IL8 has been reported to favor cancer progression and metastases via different mechanisms, including pro-angiogenesis and the maintenance of cancer stem cells, but its ability to attract and functionally modulate neutrophils and macrophages is arguably one of the most important factors. IL8 not only recruits neutrophils to tumor lesions but also triggers the extrusion of NETs. The relevance and mechanisms underlying the contribution of both neutrophils and NETs to cancer development and progression are starting to be uncovered and they include both direct effects on cancer cells and changes in the tumor microenvironment, such as facilitating metastasis, awakening micrometastases from dormancy, and facilitating escape from cytotoxic immune cells [35, 37].

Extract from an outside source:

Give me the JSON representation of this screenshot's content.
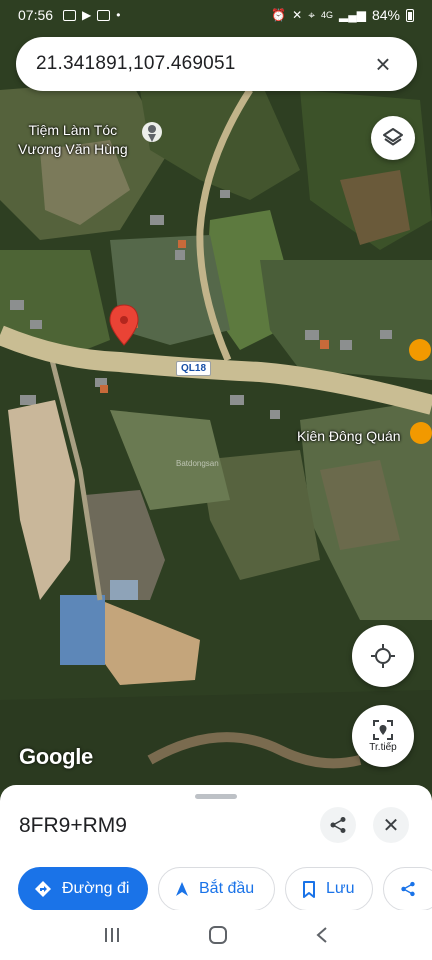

H3Cit, a biomarker of NETs, predicts the risk of mortality in patients with cancer [38, 39], and elevated baseline serum IL-8 and CRP levels were associated with adverse outcomes in melanoma, NSCLC, and RCC [40]. Although the contribution of a possible negative predictive effect of NET, IL-8 and CRP cannot be fully resolved due to the retrospective design and statistical considerations of this study, patients with high pretreatment NET, IL-8 and CRP levels are less likely to benefit from immune checkpoint inhibitors. To date, biomarkers such as microsatellite instability, TMB and PD-L1 have shown some defects in predicting ICI response. The development of a model based on serum H3Cit, IL-8 and CRP could expand the biomarker arsenal for optimal ICI treatment use in tumors that currently lack clinically useful biomarkers. The performance of the model was similar in both the primary and validation cohorts, indicating that the nomogram model had a strong predictive ability. In addition, this model had better performance than any single biomarker. Thus, this comprehensive and personalized risk score calculation model might be useful for stratification. We determined that 0.528 is a clinically relevant stratification cutoff risk score by using pooled analyses for ICI response in several tumors, which indicates that patients with a higher score (risk score ≥ 0.528) do not benefit from ICI therapy.

There are limitations of the present study. The first is that this study is an exploratory study, and the size of the study cohort is small. We are now recruiting patients with several kinds of tumors in the primary and validation cohorts in our hospital. Moreover, we plan to apply this model in a prospective multicenter study of patients treated with PD-1/PD-L1 antibodies. The second is that the follow-up period where clinical data are available is relatively short, and we need to evaluate the significance of these serum markers in terms of the long-term clinical benefit and the relationship between our model and the prognosis. The third is that some studies report that NETs or IL-8 inhibitors could improve the effect of immunotherapy [41, 42], but the mechanism is unclear, which is one of our future research directions.

Conclusion

we propose an easy-to-use, preoperative model based on TME biomarkers to predict the ICI response for individual patients. Our findings indicate that patients with a higher relative risk score, indicated by a “risk score” ≥0.528, do not benefit from ICI therapy. This approach has great application potential in clinical practice in terms of planning individual treatments. In a future study, we will further explore the mechanism of NETs in ICI treatment and hope to find combination drugs to improve the efficacy of ICIs.